Il tema scelto per questa ripartenza, Il libro come soglia, ha attraversato l’intera manifestazione, offrendo occasioni di confronto sui grandi temi del presente senza rinunciare al piacere della narrazione e della scoperta. Particolarmente partecipati sono stati anche gli appuntamenti dedicati ai più giovani, con ospiti come Davide Morosinotto, Giuditta Campello, Andrea Oberosler e Soledad Rivas, a conferma della volontà del festival di investire nella formazione di nuovi lettori e nuove lettrici.
Il festival ha coinvolto alcuni dei luoghi più significativi della città, dal Teatro Comunale alla Biblioteca, dal Castello di Pergine agli spazi del centro storico, confermando la propria vocazione diffusa e la volontà di costruire un’esperienza culturale capace di dialogare con l’intero territorio. Accanto agli incontri con gli ospiti, grande partecipazione hanno registrato anche le mostre, gli appuntamenti dedicati alla cultura del cibo e le iniziative realizzate in collaborazione con associazioni, librerie e realtà culturali del territorio.

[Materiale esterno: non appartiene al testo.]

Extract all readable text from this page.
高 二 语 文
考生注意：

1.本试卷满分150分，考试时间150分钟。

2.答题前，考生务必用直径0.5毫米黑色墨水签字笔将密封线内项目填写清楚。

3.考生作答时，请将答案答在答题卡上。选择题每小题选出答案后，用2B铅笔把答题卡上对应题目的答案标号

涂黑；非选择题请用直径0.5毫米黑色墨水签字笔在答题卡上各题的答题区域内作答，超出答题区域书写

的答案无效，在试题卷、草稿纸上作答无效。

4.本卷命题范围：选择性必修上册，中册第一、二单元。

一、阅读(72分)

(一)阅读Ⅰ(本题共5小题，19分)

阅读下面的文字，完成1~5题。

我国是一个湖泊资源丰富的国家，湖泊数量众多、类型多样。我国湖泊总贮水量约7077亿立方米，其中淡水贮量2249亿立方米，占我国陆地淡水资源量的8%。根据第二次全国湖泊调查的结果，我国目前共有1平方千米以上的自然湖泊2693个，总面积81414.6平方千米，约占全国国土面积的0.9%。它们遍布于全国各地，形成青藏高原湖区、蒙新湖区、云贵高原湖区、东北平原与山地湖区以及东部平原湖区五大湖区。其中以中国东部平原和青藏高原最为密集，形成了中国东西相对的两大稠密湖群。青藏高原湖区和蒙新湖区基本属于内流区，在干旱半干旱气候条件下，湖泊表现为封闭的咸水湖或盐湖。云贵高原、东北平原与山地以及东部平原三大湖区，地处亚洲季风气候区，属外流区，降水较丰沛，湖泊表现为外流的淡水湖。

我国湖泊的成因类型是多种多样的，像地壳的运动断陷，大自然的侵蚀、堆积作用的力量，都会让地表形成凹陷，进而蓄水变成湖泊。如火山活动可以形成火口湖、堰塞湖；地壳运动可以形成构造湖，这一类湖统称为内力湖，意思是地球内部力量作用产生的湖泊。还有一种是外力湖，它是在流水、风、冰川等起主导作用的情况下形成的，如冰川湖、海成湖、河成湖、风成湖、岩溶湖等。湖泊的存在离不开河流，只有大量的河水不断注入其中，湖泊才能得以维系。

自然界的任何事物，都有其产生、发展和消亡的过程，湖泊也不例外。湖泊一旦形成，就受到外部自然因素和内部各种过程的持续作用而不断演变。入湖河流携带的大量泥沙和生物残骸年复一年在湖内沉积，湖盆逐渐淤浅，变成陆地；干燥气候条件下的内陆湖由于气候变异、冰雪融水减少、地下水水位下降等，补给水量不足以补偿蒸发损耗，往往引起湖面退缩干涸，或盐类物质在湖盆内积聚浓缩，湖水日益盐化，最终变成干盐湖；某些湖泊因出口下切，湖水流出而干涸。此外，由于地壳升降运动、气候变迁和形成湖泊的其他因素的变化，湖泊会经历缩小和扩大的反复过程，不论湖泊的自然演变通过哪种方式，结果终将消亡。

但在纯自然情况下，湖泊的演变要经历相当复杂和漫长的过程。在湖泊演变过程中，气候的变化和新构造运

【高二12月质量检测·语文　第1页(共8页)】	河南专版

«La soddisfazione è grande perché il successo di questa edizione non era affatto scontato», dichiarano il direttore artistico Pino Loperfido e le direttrici artistiche Elisa Vettori e Fabrizia Mosca. «Dopo sette anni di assenza il Trentino Book Festival è riuscito a ritrovare immediatamente il proprio pubblico. Per quattro giorni abbiamo visto sale piene, un’attenzione costante da parte dei partecipanti e un entusiasmo che ha accompagnato ogni appuntamento. Centinaia di persone hanno scelto di trascorrere il loro tempo ascoltando storie, confrontandosi con gli autori e partecipando agli incontri, confermando quanto ci sia ancora bisogno di luoghi dedicati alla cultura e al dialogo. Questo risultato è il frutto di un grande lavoro collettivo. Un ruolo fondamentale lo ha avuto Ariateatro, che ha creduto fin dall’inizio nel progetto di rilancio del Trentino Book Festival, mettendo a disposizione competenze organizzative, visione culturale e una struttura capace di sostenere una manifestazione complessa e diffusa sul territorio. Il ringraziamento va poi ai volontari, ai tecnici, allo staff organizzativo, alle librerie, alle associazioni, alle istituzioni e a tutte le persone che hanno contribuito a rendere possibile questa ripartenza. L’incontro tra l’esperienza maturata nelle passate edizioni, il lavoro di Ariateatro e l’apporto di nuove energie e nuove idee ha dimostrato di essere una formula vincente».
L’edizione zero rappresenta ora il punto di partenza di un nuovo percorso. L’obiettivo è consolidare e far crescere ulteriormente il festival, rafforzandone il profilo nel panorama nazionale senza rinunciare alla propria identità: incontri gratuiti, accessibilità, vicinanza tra pubblico e ospiti e una forte attenzione alla qualità delle proposte culturali. «Il Trentino Book Festival è già una realtà riconosciuta a livello nazionale», conclude Loperfido. «La sfida dei prossimi anni sarà quella di affermarlo sempre di più tra i grandi festival italiani, mantenendo però le caratteristiche che lo rendono unico: la possibilità per chiunque di partecipare gratuitamente agli incontri, di dialogare direttamente e liberamente con gli autori e le autrici e di vivere un’esperienza culturale autentica, aperta e inclusiva. I risultati di questi giorni ci fanno guardare al 2027 con grande fiducia».